“My dear open data, I love you, because you are open. And I want to open you up even more. So that everyone can use you. And reuse. Forever.” Ronald Pijnenburg (34) put these words on paper during a science communication workshop in a love letter to his field: open data in the earth sciences. His goal is to make scientific data reusable for everyone as easily as possible.
Pijnenburg studied earth sciences in Utrecht. “That seemed like a nice combination between science subjects and the romance of the earth. Chemistry and physics can sometimes be a bit dry, but volcanoes and earthquakes are a lot more striking.” He was particularly interested in the processes deep inside the earth.
“I did my PhD on research into the Groningen earthquakes. What exactly is happening there? There was certainly a lot of interest in this after the earthquake in 2012 in Huizinge.” That earthquake had a magnitude of 3.6, the strongest ever measured in Groningen. This led to a major investigation by the gas producer NAM. “My project was part of that.”
The natural gas in Groningen is locked up in a layer of sandstone at a depth of three kilometres. It consists of clumped grains of sand, with space in between. There is natural gas in those pores. “When you pump that gas up, the sandstone collapses a bit. My research question was how this sandstone collapses.”

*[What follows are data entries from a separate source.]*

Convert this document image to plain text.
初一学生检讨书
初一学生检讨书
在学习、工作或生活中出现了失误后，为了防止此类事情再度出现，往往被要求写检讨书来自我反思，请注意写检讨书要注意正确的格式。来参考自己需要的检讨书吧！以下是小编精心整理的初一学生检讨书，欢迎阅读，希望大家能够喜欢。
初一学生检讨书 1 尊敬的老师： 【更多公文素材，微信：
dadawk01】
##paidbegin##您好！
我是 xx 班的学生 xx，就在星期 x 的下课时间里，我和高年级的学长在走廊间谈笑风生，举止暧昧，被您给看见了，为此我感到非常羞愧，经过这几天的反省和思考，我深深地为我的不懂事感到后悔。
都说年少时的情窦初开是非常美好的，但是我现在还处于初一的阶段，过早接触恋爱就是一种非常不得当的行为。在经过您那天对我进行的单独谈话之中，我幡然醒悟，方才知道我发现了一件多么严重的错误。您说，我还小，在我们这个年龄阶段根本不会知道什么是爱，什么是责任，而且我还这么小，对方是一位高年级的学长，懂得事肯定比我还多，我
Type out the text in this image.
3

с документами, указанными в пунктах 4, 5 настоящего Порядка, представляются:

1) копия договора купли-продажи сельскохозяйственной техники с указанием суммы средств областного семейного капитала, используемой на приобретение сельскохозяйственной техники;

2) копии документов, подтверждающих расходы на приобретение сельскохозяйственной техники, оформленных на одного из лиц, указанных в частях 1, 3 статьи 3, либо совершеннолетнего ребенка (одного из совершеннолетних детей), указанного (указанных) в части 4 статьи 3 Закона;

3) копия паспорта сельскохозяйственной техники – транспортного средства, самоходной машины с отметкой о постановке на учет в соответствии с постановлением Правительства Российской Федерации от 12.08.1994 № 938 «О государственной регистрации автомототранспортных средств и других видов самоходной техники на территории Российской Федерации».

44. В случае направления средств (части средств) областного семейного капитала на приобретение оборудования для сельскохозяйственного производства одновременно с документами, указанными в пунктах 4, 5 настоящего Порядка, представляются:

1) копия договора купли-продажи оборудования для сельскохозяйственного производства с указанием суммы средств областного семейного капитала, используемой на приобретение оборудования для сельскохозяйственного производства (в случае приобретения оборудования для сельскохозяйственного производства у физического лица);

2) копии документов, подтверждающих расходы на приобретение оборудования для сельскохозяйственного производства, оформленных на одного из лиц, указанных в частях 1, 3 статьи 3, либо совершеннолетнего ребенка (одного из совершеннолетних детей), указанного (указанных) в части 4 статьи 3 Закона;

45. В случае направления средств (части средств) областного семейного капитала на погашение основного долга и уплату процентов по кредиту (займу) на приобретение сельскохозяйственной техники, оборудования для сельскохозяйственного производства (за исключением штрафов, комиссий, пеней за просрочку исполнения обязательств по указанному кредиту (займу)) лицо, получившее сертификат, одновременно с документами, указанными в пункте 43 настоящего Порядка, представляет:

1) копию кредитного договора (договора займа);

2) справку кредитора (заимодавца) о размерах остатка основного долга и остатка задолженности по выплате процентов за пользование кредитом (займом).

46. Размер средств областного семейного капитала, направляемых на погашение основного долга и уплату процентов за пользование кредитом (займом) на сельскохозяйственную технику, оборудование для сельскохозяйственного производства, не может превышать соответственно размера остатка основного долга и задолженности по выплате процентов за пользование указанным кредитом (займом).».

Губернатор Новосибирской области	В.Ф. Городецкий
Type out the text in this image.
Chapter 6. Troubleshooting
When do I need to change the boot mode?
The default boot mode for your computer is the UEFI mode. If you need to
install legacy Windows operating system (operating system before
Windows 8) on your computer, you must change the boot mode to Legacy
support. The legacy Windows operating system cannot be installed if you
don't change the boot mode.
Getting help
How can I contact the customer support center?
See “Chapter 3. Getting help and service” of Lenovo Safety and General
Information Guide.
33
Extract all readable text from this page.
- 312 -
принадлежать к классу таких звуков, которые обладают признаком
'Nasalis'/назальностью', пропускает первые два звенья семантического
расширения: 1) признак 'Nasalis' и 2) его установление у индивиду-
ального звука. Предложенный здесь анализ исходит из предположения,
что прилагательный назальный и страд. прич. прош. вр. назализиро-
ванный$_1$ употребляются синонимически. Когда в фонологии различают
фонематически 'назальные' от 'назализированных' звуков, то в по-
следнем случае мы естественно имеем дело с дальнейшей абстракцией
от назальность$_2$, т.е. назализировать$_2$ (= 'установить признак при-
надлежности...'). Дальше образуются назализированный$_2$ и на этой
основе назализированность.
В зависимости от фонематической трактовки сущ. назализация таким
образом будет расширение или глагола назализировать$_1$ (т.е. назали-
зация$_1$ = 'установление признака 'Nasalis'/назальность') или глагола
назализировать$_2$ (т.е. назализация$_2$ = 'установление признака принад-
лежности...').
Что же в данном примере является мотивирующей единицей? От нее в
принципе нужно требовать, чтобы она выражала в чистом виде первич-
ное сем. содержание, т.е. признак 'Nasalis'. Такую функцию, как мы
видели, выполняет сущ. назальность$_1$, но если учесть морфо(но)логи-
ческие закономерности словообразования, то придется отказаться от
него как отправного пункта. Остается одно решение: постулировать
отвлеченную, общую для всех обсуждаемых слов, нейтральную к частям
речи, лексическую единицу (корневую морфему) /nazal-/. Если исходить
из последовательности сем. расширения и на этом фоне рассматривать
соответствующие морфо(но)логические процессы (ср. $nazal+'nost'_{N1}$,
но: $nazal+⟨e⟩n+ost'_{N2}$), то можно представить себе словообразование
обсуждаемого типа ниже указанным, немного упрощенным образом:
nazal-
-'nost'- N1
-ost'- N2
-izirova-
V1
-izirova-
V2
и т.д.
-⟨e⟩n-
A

Pijnenburg simulated the conditions at that depth in a lab, such as high pressure and temperature. He looked at what happened when you extract gas from sandstone. “Part of the collapse of sandstone happened elastically, just like a stiff spring, and partly permanent, for example because sand grains shift relative to each other, break or because clay is compressed between the grains.” The elastic collapse occurs immediately upon gas extraction, but the permanent collapse could possibly continue for a while, depending on what exactly is happening. “We’re not sure if that’s the case. If so, it’s getting less and less.”
Gas extraction in Groningen has been taking place since 1963. “Unfortunately, you cannot conduct experiments that last decades, so any long-term effects must be modelled. Other researchers are working on that.”
Worked in Mozambique, Kazakhstan and Australia
Pijnenburg spent his entire studies and PhD on the Utrecht campus. “I took a few years off in between. Then I worked in Mozambique, Kazakhstan and Australia in mining.” Pijnenburg has now returned to exactly the same place: he is now leading a project to make geoscientific data more widely available. “I looked in detail at one geological process for four years, then I wanted to zoom out again.”
“Scientists, including geologists, produce a lot of data. It is largely publicly available, for transparency of our own research and efficiency for future investigations. But the problem is that it cannot be found because it is scattered around. In the Netherlands alone, you have to search for geoscientific data on six different websites. There are hundreds of them abroad.”
Pijnenburg explains that when publishing, it is indicated what a dataset is about: the so-called metadata. Think of the researcher, location or research method. “Anything can go wrong there. If a scientist has linked the term ‘illite’, a type of clay, to the data, someone else can’t find it by searching for ‘clay’. That would be useful, because otherwise you could miss data. Moreover, there are also regular typos.”
One big data catalog
Pijnenburg solves both problems, scattering of data and incomplete metadata, by contributing to one large European catalog for earth science data. The data itself remains in its original location, but is much easier to find due to the streamlined metadata. “It actually works like Funda: all data can be found on one website and you can filter on what you are looking for, for example on volcanology as a subject or electron microscope as a method. The data from my own research is of course also included.” The platform came online last week.
Setting up this catalog was easier said than done, says Pijnenburg. “There are so many scientists from so many disciplines involved, who all deliver their data differently. Satellite images are easy to reuse. But for lab data that is a bigger challenge. Even for scientists this is often still specialist and therefore difficult to reuse. Our ultimate aim is to offer the data as a species Binasa reference book for science students.”
“It is good that scientists often make their data public, but there is still a step to be taken. Because if no one can find it, it’s no use to you. Such a data catalog offers a solution.”